Não sei se Deus, nos anos 70, entrou em clandestinidade, nem sei se nos anos 80 requisitou licença sem vencimento. Sei que hoje a Sua actividade é transbordante. Como são ínvios e misteriosos os Seus caminhos, não é certo que sempre que reclamam a Sua presença ou levantem como estandarte a Sua intervenção, Deus (passe embora a idiossincrática ubiquidade) esteja efectivamente presente.
Mas para nós que O recusámos e recusamos, para nós que nos regulamos pela escassa razão e por um prosaico empirismo, para nós que renunciámos à eternidade pelo secular spleen do presente, essa deveria ser, a meu ver, a questão menor.
A questão maior é que, mesmo que Ele esteja de facto morto (e é até bem possível que nunca tenha nascido), Deus é o único toque de transcendência que acaricia a mente, o corpo e a delicada pele de alguns mil milhões de seres humanos.
Por favor, não invoquem a literatura, a música, ou outras sete ou oito artes, a filosofia ou a pobre sociologia. Deus é, em certas noites de festa, a única jóia que brilha no bico do desejado decote. Jóia roubada, como na letra de Carlos T que Rui Veloso canta, mas a única que retira a amada de um quotidiano alienado (ó palavra esquecida e enterrada), a única pérola que inspira o sonho para o qual nós, laicos e iluministas, não conseguimos, por mais utopias que tenhamos já ensaiado, encontrar substituto que se Lhe aproxime em transcendência e em elegância.
Ao lado do esplendor de Deus, as nossas científicas utopias geram um imaginário que, comparativamente com o apelo transcendente que dEle emana, estão como o prêt à porter para a haute couture.

12 comentários:

Sofia Galvão disse...

Jean Guitton, em conversa com François Mitterand, a propósito da opção entre o absurdo e o mistério, disse: no dia em que a experiência pessoal da morte permitir a cada um de nós vir enfim a verificar a verdade (ou a inverdade) da fé, os crentes, na hipótese de mergulharem no vazio, nada perderão, mas os não crentes, se confrontados com a efectiva existência do mistério, lamentarão profundamente não o terem admitido em vida.
Ao ler est' "A Notícia da Morte de Deus", logo me lembrei de Jean Guitton. Talvez porque sempre entendi este trecho como exaltação da experiência permitida pelo contacto com esse sopro de transcendência que inspira, guia e dá sentido. Ao admitir que, perante a certeza verificada do absurdo, os crentes nada perderão, Jean Guitton afasta-se de São Paulo, mas deixa-nos um extraordinário testemunho da beleza e da força da fé.
Essa fé nascida da recusa do nada e da sua ausência de sentido. Essa fé que impele à descoberta do mistério, à abertura ao transcendente e ao diálogo com Deus.
Por isso, Manel, estamos de acordo: a notícia da morte de Deus foi um furo ousado... Porque Deus não morrerá enquanto as humaníssimas questões da vida, do amor e da morte convocarem a transcendência para aí fundarem uma resposta. Para muitos, uma resposta de esperança. Graças a Deus...
[vd. Jean Guitton, L'Absurde et le mystère - ce que j'ai dit à François Mitterand, Desclée de Brouwer/Flammarion, Paris 1997]

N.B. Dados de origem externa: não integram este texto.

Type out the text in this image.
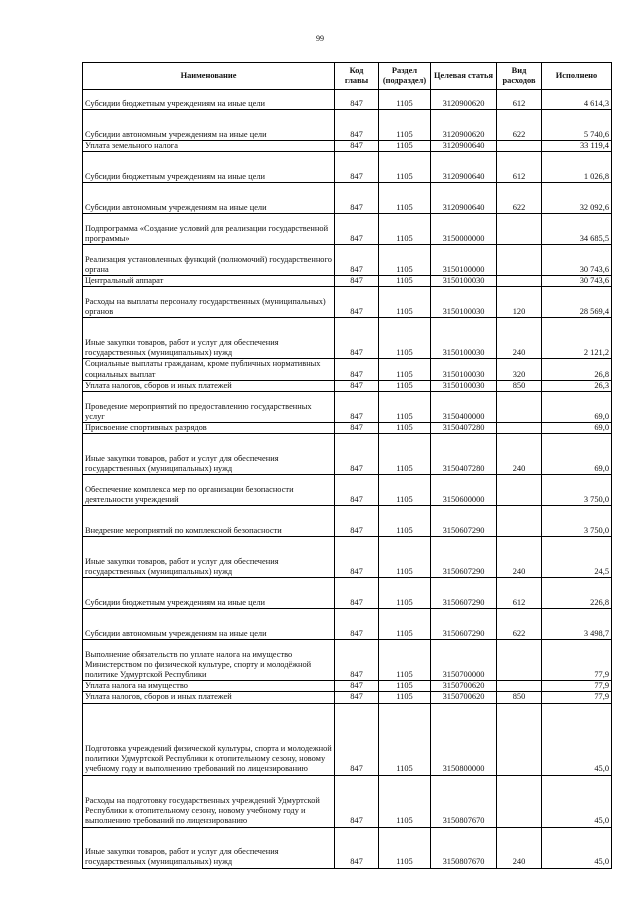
99
Наименование	Код главы	Раздел (подраздел)	Целевая статья	Вид расходов	Исполнено
Субсидии бюджетным учреждениям на иные цели	847	1105	3120900620	612	4 614,3
Субсидии автономным учреждениям на иные цели	847	1105	3120900620	622	5 740,6
Уплата земельного налога	847	1105	3120900640		33 119,4
Субсидии бюджетным учреждениям на иные цели	847	1105	3120900640	612	1 026,8
Субсидии автономным учреждениям на иные цели	847	1105	3120900640	622	32 092,6
Подпрограмма «Создание условий для реализации государственной программы»	847	1105	3150000000		34 685,5
Реализация установленных функций (полномочий) государственного органа	847	1105	3150100000		30 743,6
Центральный аппарат	847	1105	3150100030		30 743,6
Расходы на выплаты персоналу государственных (муниципальных) органов	847	1105	3150100030	120	28 569,4
Иные закупки товаров, работ и услуг для обеспечения государственных (муниципальных) нужд	847	1105	3150100030	240	2 121,2
Социальные выплаты гражданам, кроме публичных нормативных социальных выплат	847	1105	3150100030	320	26,8
Уплата налогов, сборов и иных платежей	847	1105	3150100030	850	26,3
Проведение мероприятий по предоставлению государственных услуг	847	1105	3150400000		69,0
Присвоение спортивных разрядов	847	1105	3150407280		69,0
Иные закупки товаров, работ и услуг для обеспечения государственных (муниципальных) нужд	847	1105	3150407280	240	69,0
Обеспечение комплекса мер по организации безопасности деятельности учреждений	847	1105	3150600000		3 750,0
Внедрение мероприятий по комплексной безопасности	847	1105	3150607290		3 750,0
Иные закупки товаров, работ и услуг для обеспечения государственных (муниципальных) нужд	847	1105	3150607290	240	24,5
Субсидии бюджетным учреждениям на иные цели	847	1105	3150607290	612	226,8
Субсидии автономным учреждениям на иные цели	847	1105	3150607290	622	3 498,7
Выполнение обязательств по уплате налога на имущество Министерством по физической культуре, спорту и молодёжной политике Удмуртской Республики	847	1105	3150700000		77,9
Уплата налога на имущество	847	1105	3150700620		77,9
Уплата налогов, сборов и иных платежей	847	1105	3150700620	850	77,9
Подготовка учреждений физической культуры, спорта и молодежной политики Удмуртской Республики к отопительному сезону, новому учебному году и выполнению требований по лицензированию	847	1105	3150800000		45,0
Расходы на подготовку государственных учреждений Удмуртской Республики к отопительному сезону, новому учебному году и выполнению требований по лицензированию	847	1105	3150807670		45,0
Иные закупки товаров, работ и услуг для обеспечения государственных (муниципальных) нужд	847	1105	3150807670	240	45,0
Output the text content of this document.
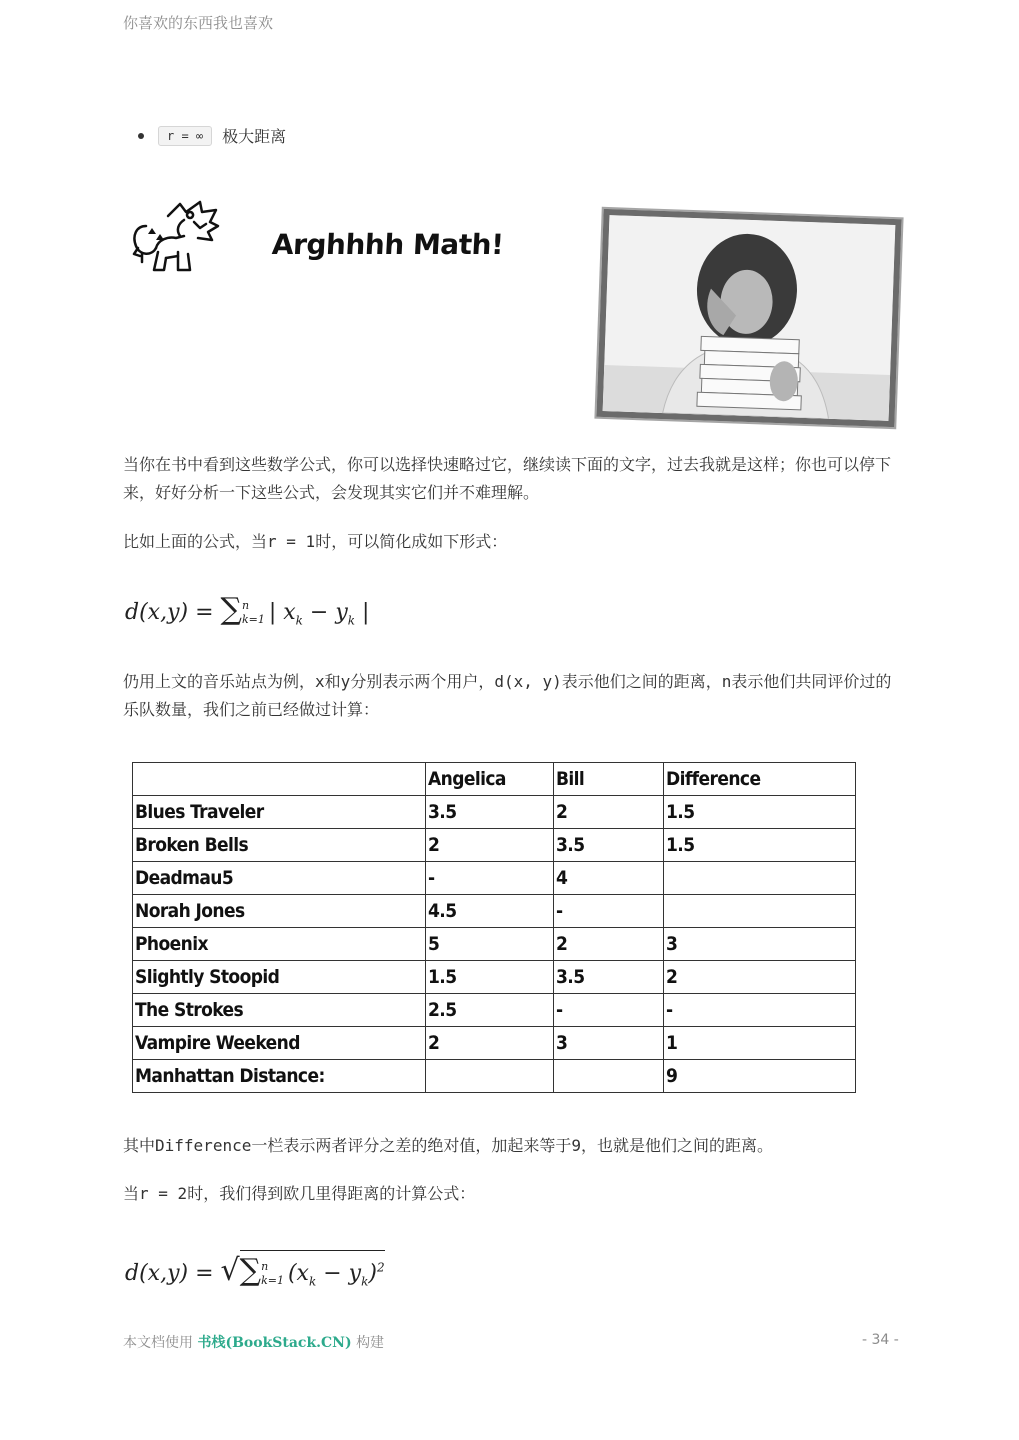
你喜欢的东西我也喜欢
r = ∞	极大距离
Arghhhh Math!
当你在书中看到这些数学公式，你可以选择快速略过它，继续读下面的文字，过去我就是这样；你也可以停下来，好好分析一下这些公式，会发现其实它们并不难理解。
比如上面的公式，当r = 1时，可以简化成如下形式：
d(x,y) = ∑ n
k=1 | $x_k - y_k$ |
仍用上文的音乐站点为例，x和y分别表示两个用户，d(x, y)表示他们之间的距离，n表示他们共同评价过的乐队数量，我们之前已经做过计算：
	Angelica	Bill	Difference
Blues Traveler	3.5	2	1.5
Broken Bells	2	3.5	1.5
Deadmau5	-	4	
Norah Jones	4.5	-	
Phoenix	5	2	3
Slightly Stoopid	1.5	3.5	2
The Strokes	2.5	-	-
Vampire Weekend	2	3	1
Manhattan Distance:			9
其中Difference一栏表示两者评分之差的绝对值，加起来等于9，也就是他们之间的距离。
当r = 2时，我们得到欧几里得距离的计算公式：
d(x,y) = √∑ n
k=1 $(x_k - y_k)^2$
本文档使用 书栈(BookStack.CN) 构建	- 34 -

Manuel S. Fonseca disse...

Sofia, não sei, é claro, se na hora da nossa morte nos espera o nada sem alegria nem dor ou um excelso coro de anjos e arcanjos. Só sei que, da mesma forma que não convido ninguém para este lado escasso e austero, a ninguém sou capaz de dissuadir de se entregar ao sinfónico embalo da trancendência. E estou de acordo consigo - era esse o sentido da minha prosa maneirista - que, em vida, um módico de transcendência tem, se não na ética, pelo menos na estética, uma superioridade que, mesmo na outra margem do rio, me apetece reconhecer e admirar.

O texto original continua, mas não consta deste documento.